Quinoa Khichdi
One-pot pressure-cook
- Time
- 25 min
- Serves
- 3
- Calories
- 456 kcal
- Protein
- 20 g
About this recipe
Quinoa khichdi is a small swap that earns a real protein bump and a lower-glycemic bowl without losing the soul of the dish. Rinsing the quinoa well first washes off its bitter coating—this step is non-negotiable—and cooking it alongside moong dal and vegetables means the grains uncurl and stay springy rather than turning to porridge. This is the kind of dish Nani would eat without thinking if you told her it was just khichdi with a different grain, which is exactly the point. The flavour is mild, comforting, and completely satisfying. Moong dal brings a subtle sweetness and helps create a naturally creamy texture as it partially breaks down during cooking. The vegetables—carrot, beans, peas—add colour and sweetness. Ginger brings warmth, cumin brings earthiness, and a pinch of red chilli brings heat that's gentler than in spiced dishes. The whole thing tastes like nursery food in the best possible way—something that's good for you but tastes good enough to crave. The technique is pressure cooking just until everything is tender, then fluffing gently and adjusting the consistency with hot water if needed. Khichdi should be soft but not soupy—the grains and dal visible but swimming in just enough liquid that everything binds together. If it's too thick after cooking, add hot water a splash at a time and stir to combine. If it's too soupy, let it sit uncovered for a few minutes to evaporate the excess. Quinoa khichdi is naturally vegan and a complete meal. Serve it with a spoonful of coconut yoghurt, pickle on the side, and a wedge of lemon. It reheats beautifully and tastes even better the next day as the flavours marry and the grains continue to soften. It freezes for up to a month, making it perfect for batch cooking. This is comfort food for grown-ups, about sixteen grams of protein per serving.
Ingredients
Method
- 1 Heat oil in a pressure cooker, crackle cumin, add ginger and onion; cook 3 minutes.

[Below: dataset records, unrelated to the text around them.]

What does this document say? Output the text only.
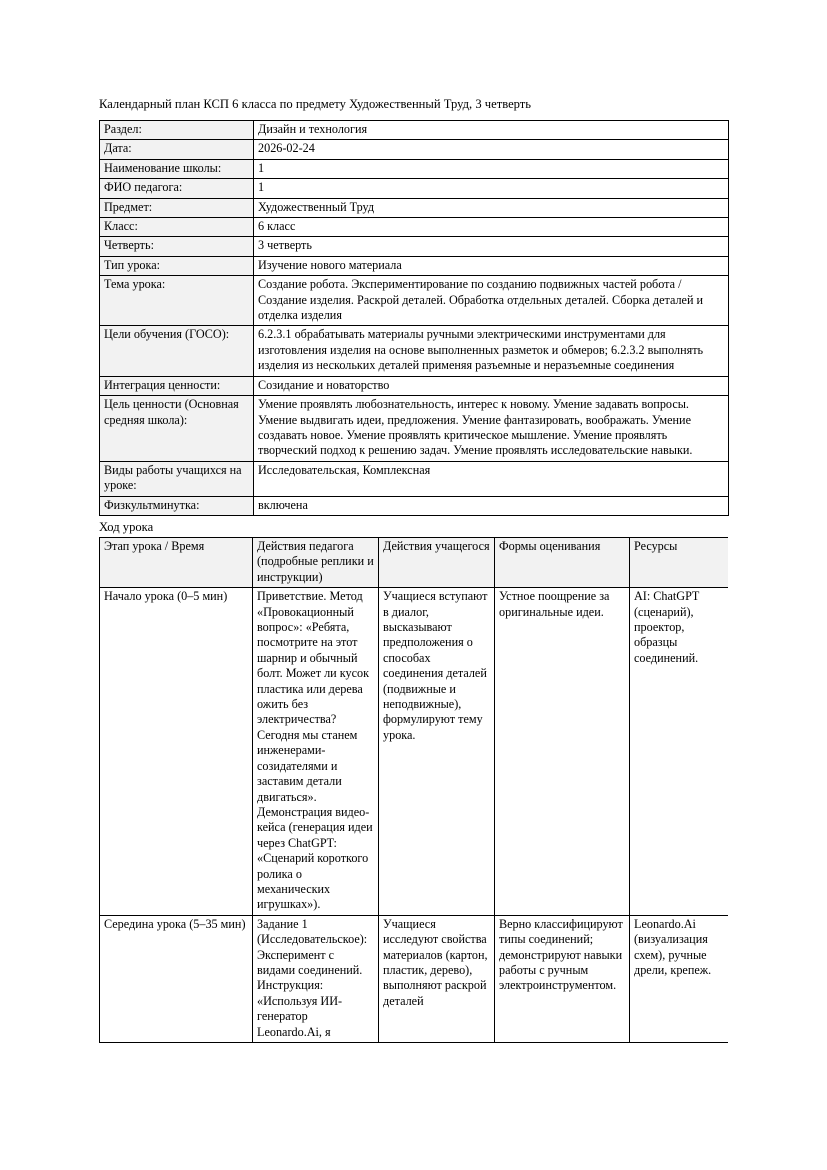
Календарный план КСП 6 класса по предмету Художественный Труд, 3 четверть

Раздел:	Дизайн и технология
Дата:	2026-02-24
Наименование школы:	1
ФИО педагога:	1
Предмет:	Художественный Труд
Класс:	6 класс
Четверть:	3 четверть
Тип урока:	Изучение нового материала
Тема урока:	Создание робота. Экспериментирование по созданию подвижных частей робота / Создание изделия. Раскрой деталей. Обработка отдельных деталей. Сборка деталей и отделка изделия
Цели обучения (ГОСО):	6.2.3.1 обрабатывать материалы ручными электрическими инструментами для изготовления изделия на основе выполненных разметок и обмеров; 6.2.3.2 выполнять изделия из нескольких деталей применяя разъемные и неразъемные соединения
Интеграция ценности:	Созидание и новаторство
Цель ценности (Основная средняя школа):	Умение проявлять любознательность, интерес к новому. Умение задавать вопросы. Умение выдвигать идеи, предложения. Умение фантазировать, воображать. Умение создавать новое. Умение проявлять критическое мышление. Умение проявлять творческий подход к решению задач. Умение проявлять исследовательские навыки.
Виды работы учащихся на уроке:	Исследовательская, Комплексная
Физкультминутка:	включена

Ход урока

Этап урока / Время	Действия педагога (подробные реплики и инструкции)	Действия учащегося	Формы оценивания	Ресурсы
Начало урока (0–5 мин)	Приветствие. Метод «Провокационный вопрос»: «Ребята, посмотрите на этот шарнир и обычный болт. Может ли кусок пластика или дерева ожить без электричества? Сегодня мы станем инженерами-созидателями и заставим детали двигаться». Демонстрация видео-кейса (генерация идеи через ChatGPT: «Сценарий короткого ролика о механических игрушках»).	Учащиеся вступают в диалог, высказывают предположения о способах соединения деталей (подвижные и неподвижные), формулируют тему урока.	Устное поощрение за оригинальные идеи.	AI: ChatGPT (сценарий), проектор, образцы соединений.
Середина урока (5–35 мин)	Задание 1 (Исследовательское): Эксперимент с видами соединений. Инструкция: «Используя ИИ-генератор Leonardo.Ai, я	Учащиеся исследуют свойства материалов (картон, пластик, дерево), выполняют раскрой деталей	Верно классифицируют типы соединений; демонстрируют навыки работы с ручным электроинструментом.	Leonardo.Ai (визуализация схем), ручные дрели, крепеж.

- 2 Add tomato, mixed veg, turmeric, chilli and salt; cook 3 minutes.
- 3 Stir in quinoa and dal, toast 1 minute, then add water.
- 4 Pressure cook 3 whistles, natural release.
- 5 Stir to soft consistency, adding a splash of hot water if too thick.
- 6 Serve with a spoonful of coconut yoghurt and a wedge of lemon.
Nutrition
⚠️ Nutritional values are AI-generated estimates and may not be accurate.